Her most vivid policy target is transgender rights. She argues Democrats are refusing to say basic truths about biological sex, failing women and girls in sports, and staying silent on gender-affirming care because they are terrified of being cast out of polite Washington. This is where the old insider in her still has juice. She knows the social fear of Congress, the soft power of not being invited, not being liked, not being safe at the lunch table. Washington, but make it high school with subpoenas.
They see what happens to people like me and how what the Democratic party did to me even as I was in Congress and I was running for president on the Democratic ticket.
Then comes the anecdote that sounds engineered in a lab to confirm every suspicion of a political apostate. Gabbard says a Democratic colleague’s staff refused to work with her office because they didn’t want their boss contaminated by her reputation.
we don’t want our boss to be infected with your boss’s toxicity.
It is a brutal little Washington sentence, all cowardice and HR language. It also does more for her case than the God claim does. The anecdote shows how social enforcement works. It shows how dissent gets made expensive. It does not show that Democratic elites literally see themselves as divine substitutes. That leap is Gabbard choosing the pulpit over the deposition.
The better indictment is about money
The funny thing is that Gabbard’s cleaner, more provable critique comes when Shawn Ryan asks how lobbyists approach members of Congress. Here she drops the cosmic framing and describes a much more recognizable Washington: friendships, retreats, campaign checks, soft pressure, and occasional hard threats.
She tells a story about an unnamed member whose campaign ad called for negotiating lower prescription drug prices for Medicare. According to Gabbard, industry lobbyists threatened to pull millions in support if the ad ran. The ad got pulled. That is not a theological argument. It is a structural one. It is also more persuasive.
On insider trading, she gets even sharper. Gabbard says members of Congress are constantly near market-moving information, whether in committee or on the House floor, and that the public should not have to guess whether the trades are innocent.
No member of Congress should be allowed to do any trading of any stocks. Uh neither should their spouse. Neither should their senior staff. Period.
That is the version of Gabbard that can still sting beyond the choir. The ex-Democrat, the ex-member, the person who knows how the room feels when the money walks in. The God claim will go viral because it flatters an audience that already believes American politics is a spiritual emergency. The congressional stock-trading claim should go viral because it is boringly outrageous and fixable.
If Gabbard is right, the listener’s real problem isn’t that Washington thinks it is heaven. It is that Washington has figured out how to make obedience pay.
- What was Tulsi Gabbard's main claim about Democrats wanting to be God?
- She said the real motive behind certain political agendas is control. In her telling, people with faith in God are harder for government elites to dominate, so those elites see religion as competition for loyalty and obedience.
- Did Gabbard give evidence for the claim?

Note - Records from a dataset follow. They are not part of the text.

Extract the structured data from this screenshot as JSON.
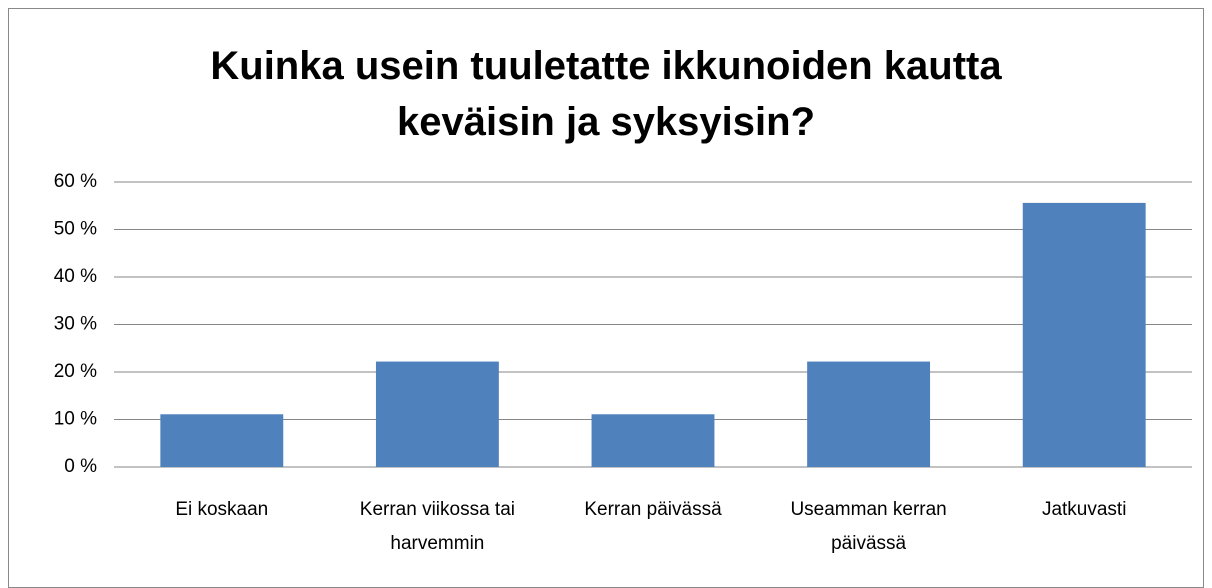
{
  "chart_data": {
    "type": "bar",
    "title": "Kuinka usein tuuletatte ikkunoiden kautta keväisin ja syksyisin?",
    "categories": [
      "Ei koskaan",
      "Kerran viikossa tai harvemmin",
      "Kerran päivässä",
      "Useamman kerran päivässä",
      "Jatkuvasti"
    ],
    "values": [
      11.1,
      22.2,
      11.1,
      22.2,
      55.6
    ],
    "color": "#4f81bd",
    "ylim": [
      0,
      60
    ],
    "yticks": [
      {
        "value": 0,
        "label": "0 %"
      },
      {
        "value": 10,
        "label": "10 %"
      },
      {
        "value": 20,
        "label": "20 %"
      },
      {
        "value": 30,
        "label": "30 %"
      },
      {
        "value": 40,
        "label": "40 %"
      },
      {
        "value": 50,
        "label": "50 %"
      },
      {
        "value": 60,
        "label": "60 %"
      }
    ],
    "grid": true
  }
}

- She offered examples, not proof of intent. She pointed to Democratic silence on gender-affirming care, Title IX changes, attempts to remove Donald Trump from ballots, and questions Kamala Harris and Mazie Hirono raised about a Catholic judicial nominee. Those examples support her view that power is being centralized, but they don't prove the God-sized motive she assigns.
- What else did Gabbard say about Washington power?
- She described Congress as socially coercive and financially compromised, with lobbyists forming friendships, making threats, and using campaign spending to shape votes. She also called for a total ban on stock trading by members of Congress, their spouses, and senior staff.